Chapter 7: Environmental Pathology

This material is intended for medical students and faculty and accompanies the new section on health disparities in Robbins & Kumar Basic Pathology 11th edition. Although any group can experience health disparities, this video focuses on health disparities between socially defined races. I discuss terminology and the intrinsic and extrinsic causes of health disparities between socially defined races. There is also a bit of evolutionary biology to provide a foundation for understanding why biological race does not exist and why a focus on biological aspects of race in medicine should be abandoned.

This video for medical students is a broad overview of ethanol metabolism and the pathophysiologic consequences of its metabolites on the body. This material is intended to accompany the "Alcohol" section in the Environmental Pathology chapter of Robbins Pathology textbooks, to provide a foundation for organ-specific diseases later in the book.

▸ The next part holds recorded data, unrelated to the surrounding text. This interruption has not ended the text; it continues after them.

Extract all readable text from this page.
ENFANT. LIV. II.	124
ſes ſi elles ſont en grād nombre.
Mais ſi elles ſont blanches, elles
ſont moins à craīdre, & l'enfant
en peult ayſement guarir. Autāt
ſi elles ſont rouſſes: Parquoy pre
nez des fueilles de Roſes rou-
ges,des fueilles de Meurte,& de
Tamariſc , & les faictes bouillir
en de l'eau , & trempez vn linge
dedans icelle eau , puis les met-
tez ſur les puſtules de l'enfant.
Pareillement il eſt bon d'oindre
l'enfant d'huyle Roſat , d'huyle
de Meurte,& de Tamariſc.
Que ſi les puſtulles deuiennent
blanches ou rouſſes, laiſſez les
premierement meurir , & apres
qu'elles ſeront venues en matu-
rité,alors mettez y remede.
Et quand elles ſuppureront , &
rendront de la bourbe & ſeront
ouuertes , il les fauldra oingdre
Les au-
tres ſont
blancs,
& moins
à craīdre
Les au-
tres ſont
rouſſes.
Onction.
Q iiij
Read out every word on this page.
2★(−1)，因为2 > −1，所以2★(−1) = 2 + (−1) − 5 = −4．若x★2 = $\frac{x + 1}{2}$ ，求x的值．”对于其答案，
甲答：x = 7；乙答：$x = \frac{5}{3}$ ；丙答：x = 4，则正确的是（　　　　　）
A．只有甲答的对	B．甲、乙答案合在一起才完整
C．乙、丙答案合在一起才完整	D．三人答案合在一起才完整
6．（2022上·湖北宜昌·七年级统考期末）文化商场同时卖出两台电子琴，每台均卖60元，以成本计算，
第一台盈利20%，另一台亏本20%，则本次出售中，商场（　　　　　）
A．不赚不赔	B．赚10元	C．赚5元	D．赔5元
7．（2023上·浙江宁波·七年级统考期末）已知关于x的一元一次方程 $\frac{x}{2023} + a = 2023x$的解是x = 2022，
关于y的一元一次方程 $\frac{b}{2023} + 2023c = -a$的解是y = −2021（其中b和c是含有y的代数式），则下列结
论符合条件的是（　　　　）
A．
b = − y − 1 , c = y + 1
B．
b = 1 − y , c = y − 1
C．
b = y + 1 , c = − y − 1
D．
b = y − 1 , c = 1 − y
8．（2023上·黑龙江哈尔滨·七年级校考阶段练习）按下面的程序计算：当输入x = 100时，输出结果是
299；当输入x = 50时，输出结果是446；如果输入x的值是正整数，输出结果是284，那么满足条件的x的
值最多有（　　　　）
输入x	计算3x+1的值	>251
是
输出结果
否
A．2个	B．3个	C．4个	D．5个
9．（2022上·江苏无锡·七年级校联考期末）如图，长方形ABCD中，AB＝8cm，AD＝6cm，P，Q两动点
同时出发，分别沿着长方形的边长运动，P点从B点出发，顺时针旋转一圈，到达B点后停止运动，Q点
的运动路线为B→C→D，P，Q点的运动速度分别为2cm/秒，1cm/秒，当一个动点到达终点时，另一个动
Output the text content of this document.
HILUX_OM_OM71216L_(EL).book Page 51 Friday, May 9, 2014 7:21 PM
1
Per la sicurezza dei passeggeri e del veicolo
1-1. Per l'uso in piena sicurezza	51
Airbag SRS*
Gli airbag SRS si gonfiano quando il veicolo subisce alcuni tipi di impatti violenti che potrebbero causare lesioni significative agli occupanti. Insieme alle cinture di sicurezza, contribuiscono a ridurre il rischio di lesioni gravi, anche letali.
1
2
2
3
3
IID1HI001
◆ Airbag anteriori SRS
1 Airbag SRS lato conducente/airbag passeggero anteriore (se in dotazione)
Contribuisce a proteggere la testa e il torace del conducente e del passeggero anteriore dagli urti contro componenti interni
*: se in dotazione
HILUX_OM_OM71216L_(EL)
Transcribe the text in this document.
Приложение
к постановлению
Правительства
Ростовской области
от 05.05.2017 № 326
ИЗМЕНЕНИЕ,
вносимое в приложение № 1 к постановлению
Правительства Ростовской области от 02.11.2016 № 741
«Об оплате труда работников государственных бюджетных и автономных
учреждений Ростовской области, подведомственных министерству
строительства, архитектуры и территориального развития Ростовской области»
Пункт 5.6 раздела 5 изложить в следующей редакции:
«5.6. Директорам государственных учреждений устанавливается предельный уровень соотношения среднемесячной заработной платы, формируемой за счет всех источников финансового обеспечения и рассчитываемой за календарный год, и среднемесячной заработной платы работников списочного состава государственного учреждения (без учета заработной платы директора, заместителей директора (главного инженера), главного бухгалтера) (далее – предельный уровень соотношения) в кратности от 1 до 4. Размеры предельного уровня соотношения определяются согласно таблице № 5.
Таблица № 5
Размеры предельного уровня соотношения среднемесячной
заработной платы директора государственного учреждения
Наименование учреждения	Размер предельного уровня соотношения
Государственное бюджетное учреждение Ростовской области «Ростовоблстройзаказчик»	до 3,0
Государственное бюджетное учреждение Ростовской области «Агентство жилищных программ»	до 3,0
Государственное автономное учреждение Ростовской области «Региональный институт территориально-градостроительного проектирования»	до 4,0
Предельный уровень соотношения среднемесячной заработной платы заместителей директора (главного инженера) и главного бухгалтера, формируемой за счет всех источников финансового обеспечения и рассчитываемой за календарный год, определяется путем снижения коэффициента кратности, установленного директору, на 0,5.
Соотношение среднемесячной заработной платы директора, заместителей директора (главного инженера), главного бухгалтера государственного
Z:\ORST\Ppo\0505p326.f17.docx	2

This video centers tobacco in the Environmental Pathology chapter of Robbins Basic Pathology, as an overview of the mechanisms that contribute to disease and an introduction to the pathologic entities that you will encounter as you progress from general pathology to systems pathology. Cigarette smoking, in particular, has a HUGE impact on health. Although we usually think about cigarettes in association with lung cancer (and rightly so since 80-90% of lung cancers are linked to cigarette smoking), tobacco is an etiologic factor in multiple malignancies (AML, carcinomas of the kidney, bladder, ureter, pancreas, colon, liver) and many other diseases (e.g., diabetes, fertility issues, ectopic pregnancy, rheumatoid arthritis, cataracts) as well as harm to the fetus. In this video, I discuss some of the general mechanisms implicated in tobacco-related injury and give a broad overview of some of the entities you will see.

Ghrelin, leptin, peptide YY, proopiomelanocortin... oh my! This video will review the neurohumoral mechanisms that are part of the efferent and afferent systems and central processing system that regulate energy balance and body weight. Understanding this topic will help you communicate with your patients regarding weight gain/loss and provide insights into pharmaceutical developments in this field.